President Clinton said today he sees no logical explanation for the recent rise in Midwestern gasoline prices, and he called for "a vigorous inquiry" by the Federal Trade Commission.

Jumping into an issue that's at the forefront of the presidential campaign, Clinton endorsed Vice President Gore's call to examine whether oil companies have engaged in price gouging. He said it was suspicious that Midwest gasoline prices quickly dropped as soon as the FTC investigation was announced.

"I have a lot of concerns about the speed with which this [price] run-up occurred," Clinton told White House reporters shortly before leaving for a fundraising trip to Arizona. "I expected some upward pressure on prices because our economy's doing well and because the Asian economy is coming back, the European economy is coming back, so there will be a bigger global demand for oil . . . But it doesn't explain by a long stretch the dramatic increase in prices.

"The best evidence to support the statement the vice president has made is that two days after the call went out for the Federal Trade Commission to investigate this, there was a 16-cent a gallon drop in the price of the oil at the refinery level," Clinton said. "Now, that hasn't manifested itself at the pump yet because it takes time for this oil to be refined and to be distributed and to be sold as fuel.

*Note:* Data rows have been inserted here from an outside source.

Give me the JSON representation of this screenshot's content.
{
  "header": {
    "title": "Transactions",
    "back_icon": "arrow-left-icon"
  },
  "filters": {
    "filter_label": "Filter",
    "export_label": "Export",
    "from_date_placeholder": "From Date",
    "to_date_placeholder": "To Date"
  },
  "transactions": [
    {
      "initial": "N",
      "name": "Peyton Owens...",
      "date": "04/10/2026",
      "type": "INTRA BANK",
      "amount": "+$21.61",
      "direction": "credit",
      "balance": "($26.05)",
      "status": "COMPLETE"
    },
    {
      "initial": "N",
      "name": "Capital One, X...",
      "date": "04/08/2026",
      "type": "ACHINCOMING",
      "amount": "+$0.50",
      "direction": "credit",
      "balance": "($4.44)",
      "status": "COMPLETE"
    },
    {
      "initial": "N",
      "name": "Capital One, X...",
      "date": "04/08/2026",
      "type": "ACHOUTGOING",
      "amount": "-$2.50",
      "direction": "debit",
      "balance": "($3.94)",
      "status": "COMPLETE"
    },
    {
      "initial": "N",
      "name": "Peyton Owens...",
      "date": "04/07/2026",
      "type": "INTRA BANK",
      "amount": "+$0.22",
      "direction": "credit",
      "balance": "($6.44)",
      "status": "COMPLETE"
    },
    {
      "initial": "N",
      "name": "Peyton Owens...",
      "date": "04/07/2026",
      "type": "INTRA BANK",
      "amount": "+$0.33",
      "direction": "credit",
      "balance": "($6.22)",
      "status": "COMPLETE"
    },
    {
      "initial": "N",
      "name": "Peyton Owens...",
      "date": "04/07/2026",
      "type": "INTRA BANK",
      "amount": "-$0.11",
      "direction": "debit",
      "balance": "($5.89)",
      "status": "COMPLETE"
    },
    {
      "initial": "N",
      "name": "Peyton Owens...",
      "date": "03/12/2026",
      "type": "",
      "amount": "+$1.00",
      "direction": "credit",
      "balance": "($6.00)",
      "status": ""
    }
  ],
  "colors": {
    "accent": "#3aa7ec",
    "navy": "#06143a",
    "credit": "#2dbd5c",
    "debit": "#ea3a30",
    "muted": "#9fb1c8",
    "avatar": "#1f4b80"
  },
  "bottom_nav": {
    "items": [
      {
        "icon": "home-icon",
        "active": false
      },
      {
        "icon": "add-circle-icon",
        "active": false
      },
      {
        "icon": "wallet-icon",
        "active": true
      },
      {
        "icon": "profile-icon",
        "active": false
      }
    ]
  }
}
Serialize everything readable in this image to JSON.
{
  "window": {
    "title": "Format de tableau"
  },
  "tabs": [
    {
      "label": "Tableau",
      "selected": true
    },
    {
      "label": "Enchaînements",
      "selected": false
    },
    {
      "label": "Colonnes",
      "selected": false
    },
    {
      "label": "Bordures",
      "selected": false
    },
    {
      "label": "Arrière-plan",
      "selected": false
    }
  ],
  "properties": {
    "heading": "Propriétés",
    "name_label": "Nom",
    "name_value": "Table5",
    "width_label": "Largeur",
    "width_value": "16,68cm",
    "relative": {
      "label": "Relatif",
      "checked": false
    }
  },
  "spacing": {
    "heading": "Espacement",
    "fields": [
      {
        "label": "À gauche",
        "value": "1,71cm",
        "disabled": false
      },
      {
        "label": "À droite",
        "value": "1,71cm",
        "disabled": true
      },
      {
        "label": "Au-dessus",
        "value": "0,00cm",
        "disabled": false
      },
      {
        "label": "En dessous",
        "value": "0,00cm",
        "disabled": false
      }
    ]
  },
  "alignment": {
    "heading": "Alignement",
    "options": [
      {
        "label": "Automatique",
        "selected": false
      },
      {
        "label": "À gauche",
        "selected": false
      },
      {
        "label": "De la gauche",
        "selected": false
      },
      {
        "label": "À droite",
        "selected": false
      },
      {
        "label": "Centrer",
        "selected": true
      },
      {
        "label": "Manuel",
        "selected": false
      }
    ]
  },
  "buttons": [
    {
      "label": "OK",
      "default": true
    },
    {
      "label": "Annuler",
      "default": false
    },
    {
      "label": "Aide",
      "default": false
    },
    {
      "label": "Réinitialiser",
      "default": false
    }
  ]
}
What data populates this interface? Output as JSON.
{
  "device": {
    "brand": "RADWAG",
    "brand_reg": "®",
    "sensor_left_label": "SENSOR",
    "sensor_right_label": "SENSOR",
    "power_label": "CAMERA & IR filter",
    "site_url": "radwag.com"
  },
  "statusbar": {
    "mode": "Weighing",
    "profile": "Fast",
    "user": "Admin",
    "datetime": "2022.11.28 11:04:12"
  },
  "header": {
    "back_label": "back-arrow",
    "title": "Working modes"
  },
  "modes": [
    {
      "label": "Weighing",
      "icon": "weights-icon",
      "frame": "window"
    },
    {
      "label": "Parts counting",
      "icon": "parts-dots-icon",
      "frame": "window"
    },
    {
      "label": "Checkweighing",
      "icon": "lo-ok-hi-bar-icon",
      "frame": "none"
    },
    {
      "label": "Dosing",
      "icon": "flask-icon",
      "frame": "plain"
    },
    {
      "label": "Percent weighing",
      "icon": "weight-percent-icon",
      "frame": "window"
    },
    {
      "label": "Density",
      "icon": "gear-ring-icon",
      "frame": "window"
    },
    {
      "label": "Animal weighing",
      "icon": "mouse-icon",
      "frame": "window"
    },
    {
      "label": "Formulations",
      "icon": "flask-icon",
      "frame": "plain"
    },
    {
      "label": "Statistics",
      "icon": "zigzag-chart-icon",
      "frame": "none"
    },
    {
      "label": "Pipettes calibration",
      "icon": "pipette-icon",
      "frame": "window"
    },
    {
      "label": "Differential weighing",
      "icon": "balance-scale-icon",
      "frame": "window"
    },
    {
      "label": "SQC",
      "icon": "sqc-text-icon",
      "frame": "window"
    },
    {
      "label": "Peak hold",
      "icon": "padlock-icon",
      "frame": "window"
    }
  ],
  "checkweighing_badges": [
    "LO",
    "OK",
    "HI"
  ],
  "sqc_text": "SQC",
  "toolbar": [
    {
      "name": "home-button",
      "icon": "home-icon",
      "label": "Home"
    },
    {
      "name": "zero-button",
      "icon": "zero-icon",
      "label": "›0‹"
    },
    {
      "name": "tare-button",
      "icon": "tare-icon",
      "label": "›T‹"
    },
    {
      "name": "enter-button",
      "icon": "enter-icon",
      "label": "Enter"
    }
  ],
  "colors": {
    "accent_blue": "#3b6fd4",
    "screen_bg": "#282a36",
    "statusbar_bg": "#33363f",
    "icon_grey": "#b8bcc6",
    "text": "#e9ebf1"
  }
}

But I'm very concerned about it."

Gore said on the campaign trail Wednesday: "It's time to put our feet on the brakes of what may well be big oil's price gouging."

Clinton today partly blamed the Republican-controlled Congress for tight fuel supplies. He complained that Congress has not reauthorized the Strategic Petroleum Reserve, which he said "ties the president's hands." The reserve can be tapped to increase the supply of petroleum.

He also said Congress should appropriate more money for "research and development into alternative energy, into the partnership for new generation vehicles."